I could tell that each of them felt badly used to be taking care of some tramp who had wandered onto the grounds. It was an affront to the natural order which made service to people bearable because they were higher than you, not lower.

I responded with a pride of my own which asked for nothing and gave as little indication of need as possible. And I never thanked them for anything. As I felt better I grew contemptuous as if, coming into this province of wealth, I had adopted its customs. Or perhaps it was more serious, perhaps it had been injected in the saliva of the dogs.

On the other hand I had only the word of these people that the dogs didn’t belong to the owner of this place. And even if they didn’t, they certainly ran to his advantage. My rage flared as if it were the last wound to be felt and the slowest to heal.

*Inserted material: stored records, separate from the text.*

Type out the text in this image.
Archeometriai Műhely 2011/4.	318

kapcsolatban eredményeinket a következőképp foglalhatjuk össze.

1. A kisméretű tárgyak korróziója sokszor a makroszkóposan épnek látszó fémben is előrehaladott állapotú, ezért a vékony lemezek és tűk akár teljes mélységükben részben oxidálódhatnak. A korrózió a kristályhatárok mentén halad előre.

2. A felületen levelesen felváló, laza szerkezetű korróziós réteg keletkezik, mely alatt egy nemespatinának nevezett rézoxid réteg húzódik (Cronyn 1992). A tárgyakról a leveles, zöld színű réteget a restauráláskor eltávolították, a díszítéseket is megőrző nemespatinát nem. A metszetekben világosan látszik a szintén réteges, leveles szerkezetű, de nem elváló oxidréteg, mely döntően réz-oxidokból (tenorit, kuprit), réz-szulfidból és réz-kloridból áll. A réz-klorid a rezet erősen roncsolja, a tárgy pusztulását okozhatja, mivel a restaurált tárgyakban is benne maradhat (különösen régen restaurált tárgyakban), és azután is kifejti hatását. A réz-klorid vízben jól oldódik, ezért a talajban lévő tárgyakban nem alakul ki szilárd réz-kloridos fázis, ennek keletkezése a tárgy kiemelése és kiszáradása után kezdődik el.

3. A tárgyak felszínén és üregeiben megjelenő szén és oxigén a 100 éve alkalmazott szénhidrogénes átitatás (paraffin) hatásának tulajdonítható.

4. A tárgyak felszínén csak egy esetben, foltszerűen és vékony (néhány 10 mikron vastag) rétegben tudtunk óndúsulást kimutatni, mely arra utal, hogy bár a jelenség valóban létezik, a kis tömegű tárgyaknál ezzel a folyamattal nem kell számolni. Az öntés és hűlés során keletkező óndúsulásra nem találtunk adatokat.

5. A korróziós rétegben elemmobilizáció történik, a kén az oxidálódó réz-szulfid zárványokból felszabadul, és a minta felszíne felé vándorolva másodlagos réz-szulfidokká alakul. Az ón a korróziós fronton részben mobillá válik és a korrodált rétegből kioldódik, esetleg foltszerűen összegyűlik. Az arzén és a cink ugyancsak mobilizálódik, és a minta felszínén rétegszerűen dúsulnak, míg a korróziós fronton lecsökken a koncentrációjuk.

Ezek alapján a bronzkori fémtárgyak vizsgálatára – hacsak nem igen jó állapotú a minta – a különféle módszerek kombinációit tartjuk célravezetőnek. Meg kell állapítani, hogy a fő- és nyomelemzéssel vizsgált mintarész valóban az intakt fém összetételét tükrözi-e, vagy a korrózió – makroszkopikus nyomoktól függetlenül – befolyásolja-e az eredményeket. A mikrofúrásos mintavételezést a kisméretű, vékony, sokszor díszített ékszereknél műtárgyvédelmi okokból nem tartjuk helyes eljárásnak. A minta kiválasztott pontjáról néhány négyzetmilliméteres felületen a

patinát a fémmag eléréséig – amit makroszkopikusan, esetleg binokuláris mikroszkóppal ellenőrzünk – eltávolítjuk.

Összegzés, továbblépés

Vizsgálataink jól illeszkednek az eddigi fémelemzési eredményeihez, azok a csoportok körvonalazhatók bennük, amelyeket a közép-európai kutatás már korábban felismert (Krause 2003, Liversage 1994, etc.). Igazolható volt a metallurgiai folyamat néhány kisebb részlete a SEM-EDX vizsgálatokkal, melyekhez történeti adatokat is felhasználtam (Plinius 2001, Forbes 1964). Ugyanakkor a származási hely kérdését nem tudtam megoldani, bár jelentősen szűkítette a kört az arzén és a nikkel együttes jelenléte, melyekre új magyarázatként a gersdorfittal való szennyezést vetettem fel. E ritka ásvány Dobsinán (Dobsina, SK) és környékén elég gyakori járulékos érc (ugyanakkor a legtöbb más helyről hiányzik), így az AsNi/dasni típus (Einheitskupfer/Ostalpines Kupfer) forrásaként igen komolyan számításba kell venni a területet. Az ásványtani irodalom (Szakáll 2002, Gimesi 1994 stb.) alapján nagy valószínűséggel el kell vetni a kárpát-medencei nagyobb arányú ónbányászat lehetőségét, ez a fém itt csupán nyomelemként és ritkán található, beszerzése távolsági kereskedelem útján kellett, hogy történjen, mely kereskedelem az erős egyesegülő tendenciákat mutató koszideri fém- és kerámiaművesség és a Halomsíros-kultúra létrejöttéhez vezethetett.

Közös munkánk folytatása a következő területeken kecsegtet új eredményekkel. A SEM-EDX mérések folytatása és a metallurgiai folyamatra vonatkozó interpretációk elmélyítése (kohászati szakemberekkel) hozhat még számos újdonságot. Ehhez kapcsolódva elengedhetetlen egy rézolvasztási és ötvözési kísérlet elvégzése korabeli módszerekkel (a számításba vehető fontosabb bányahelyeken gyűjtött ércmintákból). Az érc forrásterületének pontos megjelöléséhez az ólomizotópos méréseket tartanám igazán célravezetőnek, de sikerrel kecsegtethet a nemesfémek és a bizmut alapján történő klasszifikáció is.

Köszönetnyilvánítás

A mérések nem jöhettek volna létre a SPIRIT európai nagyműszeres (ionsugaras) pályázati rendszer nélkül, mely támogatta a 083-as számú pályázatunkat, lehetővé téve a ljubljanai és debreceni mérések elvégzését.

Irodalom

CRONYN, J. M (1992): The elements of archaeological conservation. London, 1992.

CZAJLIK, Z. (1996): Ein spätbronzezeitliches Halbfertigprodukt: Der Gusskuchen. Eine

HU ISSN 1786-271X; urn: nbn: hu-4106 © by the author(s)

As time went on I understood that I lay in a room of the staff house where perhaps fifteen or twenty people lived who wore the green livery, forest-green for the outdoor workers, the paler shade for the indoor. They all looked somewhat stolidly alike, as if related.

I was alert to find a friend and I did. She was a girl of the pale green set, a young maid in the big house who shyly looked in on me, advancing each time a little farther into the room until finally she showed up in mid-morning one day when everyone else was working. She had seen we were the same age and that was enough.